– KwaZulu-Natal’s Chronic Classroom Shortage

Tom Stokes, MPP

DA KZN Spokesperson on Education

HUNDREDS of KwaZulu-Natal schools have class sizes of well over 50 learners while, in some cases, classrooms designed to hold 35 learners are crammed with over 100 senior boys and girls.

This is the shock finding following a parliamentary reply to questions posed by the Democratic Alliance to the province’s Education MEC.

The response provides dismal reading.

Massive overcrowding will have a huge impact on the quality of learning and teaching and severely compromise the future of learners. It is impossible for teachers to adopt a learner-centred approach to teaching in classes of this size and explains why most lessons are didactic in nature, with little meaningful learner interaction with the teachers. The consequence is that learning tasks are dealt with superficially which will inevitably have a stultifying effect on learners’ capacity to deal with complex subjects at higher levels in later years.
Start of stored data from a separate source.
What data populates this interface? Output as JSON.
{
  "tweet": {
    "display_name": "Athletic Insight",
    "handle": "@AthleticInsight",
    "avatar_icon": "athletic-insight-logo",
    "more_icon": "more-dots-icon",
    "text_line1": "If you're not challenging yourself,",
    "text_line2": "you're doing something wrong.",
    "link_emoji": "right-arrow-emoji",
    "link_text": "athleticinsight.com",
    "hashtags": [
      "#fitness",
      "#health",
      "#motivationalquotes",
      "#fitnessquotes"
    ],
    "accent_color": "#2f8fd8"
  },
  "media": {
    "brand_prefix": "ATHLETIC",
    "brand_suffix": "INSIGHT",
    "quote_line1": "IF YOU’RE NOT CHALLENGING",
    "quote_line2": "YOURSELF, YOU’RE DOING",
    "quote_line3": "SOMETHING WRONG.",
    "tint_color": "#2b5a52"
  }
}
A further consequence of classroom shortage is the mismanagement of teaching capacity where the allocation of teachers to schools is determined by the number of learners – the PPN – not the number of classrooms. If a school has 650 learners it will be allocated 20 teachers, but if it only has 10 classrooms, at any particular time in the day half the allocated teachers will be sitting idle as the other half teach classes of 65. For hundreds of schools in the province, and indeed across South Africa, this is a daily occurrence.
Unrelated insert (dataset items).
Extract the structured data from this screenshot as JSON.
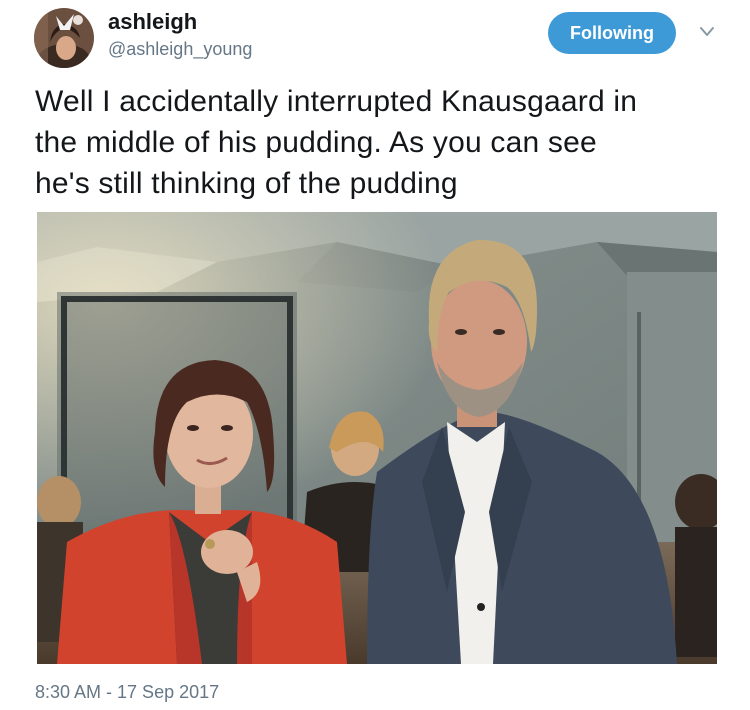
{
  "user": {
    "display_name": "ashleigh",
    "handle": "@ashleigh_young"
  },
  "follow_button": {
    "label": "Following",
    "color": "#3d9ad6"
  },
  "icons": {
    "menu": "chevron-down-icon"
  },
  "tweet": {
    "text_line1": "Well I accidentally interrupted Knausgaard in",
    "text_line2": "the middle of his pudding. As you can see",
    "text_line3": "he's still thinking of the pudding"
  },
  "meta": {
    "timestamp": "8:30 AM - 17 Sep 2017"
  }
}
This year’s provincial education budget allows for the building of 1 800 new classrooms. Regrettably, the capacity of the Education Department and its main supplier, the KZN Department of Public Works, to rectify this problem in the short-term is poor. The current cost to erect a single classroom, excluding the ground preparation is R300 000. This means that R550 million is needed to build 1 800 classrooms – with as little impact as possible on the total classroom shortage as our school-going population increases. A greater urgency and efficiency is needed when it comes to getting classrooms into the field. The long-term solution is to build fully equipped schools of a superior standard to those that exist today. But there is also an immediate imperative to rescue those tens of thousands of children whose futures are draining away in severely over-crowded classrooms every day.

The DA calls on the MEC to present alternative options to address the rapid supply of classrooms at manageable costs, including the supply of prefab units, at the next KZN education portfolio committee. This problem is too urgent to endure another 18 years of blaming apartheid. We need to jettison this habit of passing the buck and fix what’s broken.